On Sunday, China’s Ministry of Commerce said it was launching an anti-dumping probe into polyoxymethylene or POM copolymers, a thermoplastic used in various industries ranging from auto parts to electronics, imported from the US, the European Union, Taiwan and Japan.

Thermoplastics are malleable when heated but become fixed in a solid shape when cooled, and can partially replace metals such as copper and zinc.

The investigation should take a year to complete, but may be extended by another six months, the ministry added.

The announcement comes days after President Joe Biden said that tariffs on $18 billion worth of imports of Chinese electric vehicles (EVs) and an array of other products would soar over the next two years.

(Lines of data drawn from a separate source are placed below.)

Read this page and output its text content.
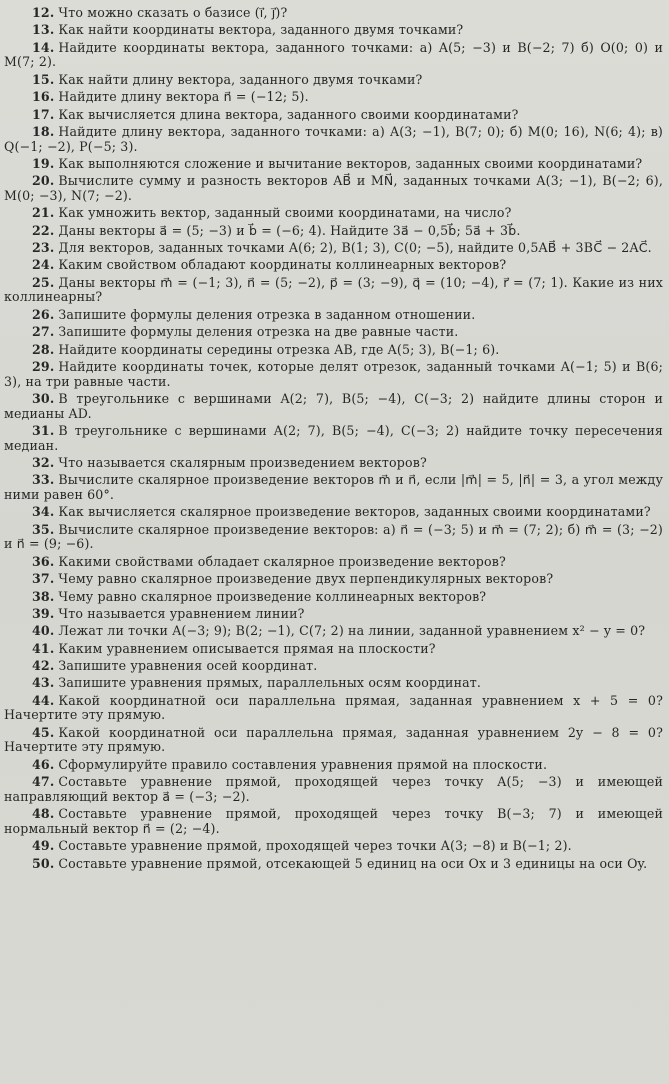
12. Что можно сказать о базисе (i⃗, j⃗)?

13. Как найти координаты вектора, заданного двумя точками?

14. Найдите координаты вектора, заданного точками: а) A(5; −3) и B(−2; 7) б) O(0; 0) и M(7; 2).

15. Как найти длину вектора, заданного двумя точками?

16. Найдите длину вектора n⃗ = (−12; 5).

17. Как вычисляется длина вектора, заданного своими координатами?

18. Найдите длину вектора, заданного точками: а) A(3; −1), B(7; 0); б) M(0; 16), N(6; 4); в) Q(−1; −2), P(−5; 3).

19. Как выполняются сложение и вычитание векторов, заданных своими координатами?

20. Вычислите сумму и разность векторов AB⃗ и MN⃗, заданных точками A(3; −1), B(−2; 6), M(0; −3), N(7; −2).

21. Как умножить вектор, заданный своими координатами, на число?

22. Даны векторы a⃗ = (5; −3) и b⃗ = (−6; 4). Найдите 3a⃗ − 0,5b⃗; 5a⃗ + 3b⃗.

23. Для векторов, заданных точками A(6; 2), B(1; 3), C(0; −5), найдите 0,5AB⃗ + 3BC⃗ − 2AC⃗.

24. Каким свойством обладают координаты коллинеарных векторов?

25. Даны векторы m⃗ = (−1; 3), n⃗ = (5; −2), p⃗ = (3; −9), q⃗ = (10; −4), r⃗ = (7; 1). Какие из них коллинеарны?

26. Запишите формулы деления отрезка в заданном отношении.

27. Запишите формулы деления отрезка на две равные части.

28. Найдите координаты середины отрезка AB, где A(5; 3), B(−1; 6).

29. Найдите координаты точек, которые делят отрезок, заданный точками A(−1; 5) и B(6; 3), на три равные части.

30. В треугольнике с вершинами A(2; 7), B(5; −4), C(−3; 2) найдите длины сторон и медианы AD.

31. В треугольнике с вершинами A(2; 7), B(5; −4), C(−3; 2) найдите точку пересечения медиан.

32. Что называется скалярным произведением векторов?

33. Вычислите скалярное произведение векторов m⃗ и n⃗, если |m⃗| = 5, |n⃗| = 3, а угол между ними равен 60°.

34. Как вычисляется скалярное произведение векторов, заданных своими координатами?

35. Вычислите скалярное произведение векторов: а) n⃗ = (−3; 5) и m⃗ = (7; 2); б) m⃗ = (3; −2) и n⃗ = (9; −6).

36. Какими свойствами обладает скалярное произведение векторов?

37. Чему равно скалярное произведение двух перпендикулярных векторов?

38. Чему равно скалярное произведение коллинеарных векторов?

39. Что называется уравнением линии?

40. Лежат ли точки A(−3; 9); B(2; −1), C(7; 2) на линии, заданной уравнением x² − y = 0?

41. Каким уравнением описывается прямая на плоскости?

42. Запишите уравнения осей координат.

43. Запишите уравнения прямых, параллельных осям координат.

44. Какой координатной оси параллельна прямая, заданная уравнением x + 5 = 0? Начертите эту прямую.

45. Какой координатной оси параллельна прямая, заданная уравнением 2y − 8 = 0? Начертите эту прямую.

46. Сформулируйте правило составления уравнения прямой на плоскости.

47. Составьте уравнение прямой, проходящей через точку A(5; −3) и имеющей направляющий вектор a⃗ = (−3; −2).

48. Составьте уравнение прямой, проходящей через точку B(−3; 7) и имеющей нормальный вектор n⃗ = (2; −4).

49. Составьте уравнение прямой, проходящей через точки A(3; −8) и B(−1; 2).

50. Составьте уравнение прямой, отсекающей 5 единиц на оси Ox и 3 единицы на оси Oy.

EVs imported from China will see their tariffs nearly quadruple from 27.5% to 100%, a policy lever meant to challenge Beijing’s practice of encouraging aggressively low pricing by domestic EV manufacturers while levying a 40% tariff on US car imports.

The White House said the measures were designed to protect American workers and businesses in the face of China’s unfair trade practices, including “flooding global markets with artificially low-priced exports.”

In response, China has vowed to take “all necessary actions to protect its legitimate rights.”

The EU is also investigating state support for Chinese EV makers and, if it finds that their prices are artificially low, it will announce extra import duties by early July.